Advocacy Message Consistency

by The Campaign Workshop

Advocacy Message

 Advocacy Message: The Key is Simplify, Simplify, Simplify

Maintaining message discipline is critical to advocacy message campaigns. If your organization doesn’t have a advocacy message document, or even a mission statement, it’s time you create one. The statement should be specific to your work, but broad enough that all of your campaigns are able to fit comfortably under it, That way, you can continue to maintain overall organizational message discipline over the life of a specific advocacy campaign. It should also be brief—no more than a couple lines on a page, two sentences max.

Look, I get it; you think there is no way your organization’s mission and purpose could possibly fit into two brief sentences. Those of us who work in the advocacy space love detailed, nuanced policy positions. I didn’t get a degree in social policy for nothing, so believe me, I understand. But here is what I want you to understand: we are the exception. Your potential action-takers DO NOT want the long, detailed, nuanced advocacy message. It’s too wordy, it doesn’t make sense and it’s not connective or relevant to them in any way. Successful advocacy messaging is consistent and concise, and in order to be successful message bearers, we have to be disciplined in our delivery of this consistent, concise message.

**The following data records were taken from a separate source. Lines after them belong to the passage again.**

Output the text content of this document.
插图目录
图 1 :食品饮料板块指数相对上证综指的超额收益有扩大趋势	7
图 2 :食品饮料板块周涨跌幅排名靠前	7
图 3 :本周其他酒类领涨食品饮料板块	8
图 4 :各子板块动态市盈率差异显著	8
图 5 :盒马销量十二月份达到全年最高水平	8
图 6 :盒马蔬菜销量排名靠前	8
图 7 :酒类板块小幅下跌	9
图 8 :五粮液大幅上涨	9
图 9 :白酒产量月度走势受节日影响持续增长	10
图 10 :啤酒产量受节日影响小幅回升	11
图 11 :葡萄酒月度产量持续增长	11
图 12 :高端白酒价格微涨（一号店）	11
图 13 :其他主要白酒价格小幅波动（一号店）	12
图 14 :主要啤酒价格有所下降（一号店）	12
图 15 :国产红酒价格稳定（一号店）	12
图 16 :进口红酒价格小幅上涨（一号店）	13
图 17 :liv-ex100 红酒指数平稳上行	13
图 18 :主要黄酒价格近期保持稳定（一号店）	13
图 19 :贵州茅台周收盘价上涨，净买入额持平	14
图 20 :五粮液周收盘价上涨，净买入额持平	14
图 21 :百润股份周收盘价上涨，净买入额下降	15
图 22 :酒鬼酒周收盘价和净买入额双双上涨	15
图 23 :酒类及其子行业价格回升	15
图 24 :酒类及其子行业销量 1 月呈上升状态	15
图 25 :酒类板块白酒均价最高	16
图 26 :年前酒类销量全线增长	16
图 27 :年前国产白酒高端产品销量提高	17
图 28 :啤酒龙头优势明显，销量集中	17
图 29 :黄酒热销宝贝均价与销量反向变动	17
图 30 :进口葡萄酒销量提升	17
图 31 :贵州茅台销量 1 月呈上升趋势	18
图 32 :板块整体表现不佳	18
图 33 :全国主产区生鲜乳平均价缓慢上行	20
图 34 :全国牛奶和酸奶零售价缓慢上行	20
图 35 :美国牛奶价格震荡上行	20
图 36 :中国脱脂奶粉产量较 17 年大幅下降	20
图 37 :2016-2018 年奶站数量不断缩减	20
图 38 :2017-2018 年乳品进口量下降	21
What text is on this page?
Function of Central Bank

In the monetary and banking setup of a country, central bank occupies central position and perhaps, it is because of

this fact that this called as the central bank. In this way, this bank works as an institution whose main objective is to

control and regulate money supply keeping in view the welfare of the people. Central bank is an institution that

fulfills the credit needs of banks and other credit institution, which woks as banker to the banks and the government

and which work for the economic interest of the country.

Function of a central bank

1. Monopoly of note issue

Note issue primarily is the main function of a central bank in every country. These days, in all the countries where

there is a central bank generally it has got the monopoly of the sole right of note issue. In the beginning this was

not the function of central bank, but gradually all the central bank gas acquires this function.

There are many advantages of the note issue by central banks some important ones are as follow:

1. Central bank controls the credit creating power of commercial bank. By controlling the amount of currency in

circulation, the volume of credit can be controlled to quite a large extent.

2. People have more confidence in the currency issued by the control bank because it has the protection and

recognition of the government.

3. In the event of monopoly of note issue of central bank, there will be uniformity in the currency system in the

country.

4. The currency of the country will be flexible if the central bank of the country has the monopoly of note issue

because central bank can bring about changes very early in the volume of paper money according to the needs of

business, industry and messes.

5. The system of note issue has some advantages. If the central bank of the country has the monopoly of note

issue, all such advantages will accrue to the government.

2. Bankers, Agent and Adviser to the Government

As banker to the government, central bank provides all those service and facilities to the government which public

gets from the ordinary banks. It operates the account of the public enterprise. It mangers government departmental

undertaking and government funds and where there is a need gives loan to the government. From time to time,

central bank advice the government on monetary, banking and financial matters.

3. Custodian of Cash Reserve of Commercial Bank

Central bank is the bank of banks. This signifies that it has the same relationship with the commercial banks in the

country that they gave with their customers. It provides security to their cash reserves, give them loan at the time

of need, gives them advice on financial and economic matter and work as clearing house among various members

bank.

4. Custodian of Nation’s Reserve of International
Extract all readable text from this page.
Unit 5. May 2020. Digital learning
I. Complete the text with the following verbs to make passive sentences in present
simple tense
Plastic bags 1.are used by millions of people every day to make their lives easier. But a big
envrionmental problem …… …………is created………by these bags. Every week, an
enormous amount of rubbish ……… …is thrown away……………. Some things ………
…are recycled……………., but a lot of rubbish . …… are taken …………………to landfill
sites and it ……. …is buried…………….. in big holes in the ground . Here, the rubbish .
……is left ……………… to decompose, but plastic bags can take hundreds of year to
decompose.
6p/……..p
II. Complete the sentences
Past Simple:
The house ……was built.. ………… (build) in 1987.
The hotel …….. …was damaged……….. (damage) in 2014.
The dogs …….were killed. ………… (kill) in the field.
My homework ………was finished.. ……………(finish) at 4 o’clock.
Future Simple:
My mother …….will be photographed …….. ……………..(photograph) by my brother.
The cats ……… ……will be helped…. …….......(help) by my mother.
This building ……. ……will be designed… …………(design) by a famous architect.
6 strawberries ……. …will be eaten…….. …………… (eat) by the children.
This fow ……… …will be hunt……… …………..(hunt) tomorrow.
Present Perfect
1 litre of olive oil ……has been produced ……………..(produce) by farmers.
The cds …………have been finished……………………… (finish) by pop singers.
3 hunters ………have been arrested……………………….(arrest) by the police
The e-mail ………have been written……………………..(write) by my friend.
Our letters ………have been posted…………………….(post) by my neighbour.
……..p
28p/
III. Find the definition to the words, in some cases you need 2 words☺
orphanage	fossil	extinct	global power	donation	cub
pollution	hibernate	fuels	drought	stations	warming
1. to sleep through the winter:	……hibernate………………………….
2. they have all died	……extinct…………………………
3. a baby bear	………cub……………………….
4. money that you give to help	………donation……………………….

Often, advocacy organizations have already done the hard work of creating a potent mission statement, or one-page advocacy message document that provides easy snippets to use when talking about the work that you do. Here at TCW, I can’t tell you how many advocacy message documents we see from clients who come to us for help with running an advocacy campaign that includes great, powerful emotive phrasing. But, when we look on their website, for example, where we are directing users who click on paid ads, this verbiage is no where to be found. Or, we use the exact wording from the provided document to craft the ads, and they get vetoed and rewritten.

In order to maintain consistency and discipline in all of your advocacy message campaigns, you have to use these advocacy messages in everything you do. They are your brand; the statement of who you are as an organization and what you are asking for help to accomplish. It is not to be buried in the executive summary of a white paper: it IS the executive summary. It is not just thrown into the President’s fundraising letter at the last minute: it IS the fundraising pitch. It should be in all of your campaign press releases, the campaign page, the email blasts and any paid media around the campaign. The broader, overarching advocacy message should encompass each individual campaign message and be featured prominently in all of the spaces your organization holds. Paint it on the wall of your offices if you have to. Here are some examples of what I am talking about:

From the ASPCA:

Overarching message: “We believe that animals are entitled to kind and respectful treatment at the hands of humans, and must be protected under the law.”

Individual fundraising campaign message: “Winter is coming. Help us be there for the neediest animals.”

The individual advocacy message fits under the main message and doesn’t confuse or obscure it. Don’t be afraid to take a stand and be bold: this is not the place for caveats. Brief, yet powerful sentences are the key to crafting good advocacy messaging.

From Food & Water Watch:

Overarching message: “Food & Water Watch works to ensure the food, water and fish we consume is safe, accessible and sustainably produced.”

Individual action message: “Congress: End the overuse of antibiotics on factory farms.”

This petition action clearly falls under the umbrella of food safety and makes sense within their larger mission. Is there more text and policy wonkery available on their site for anyone who wants to read it? Absolutely. But the topline ask is clear and concise.

In both of these instances, these organizations have made the task of advocacy message discipline and consistency easy on themselves by making sure the specific campaign messages fit well as part of the whole organization’s message. The more you do this, the easier it gets and the more successful your advocacy campaigns will be.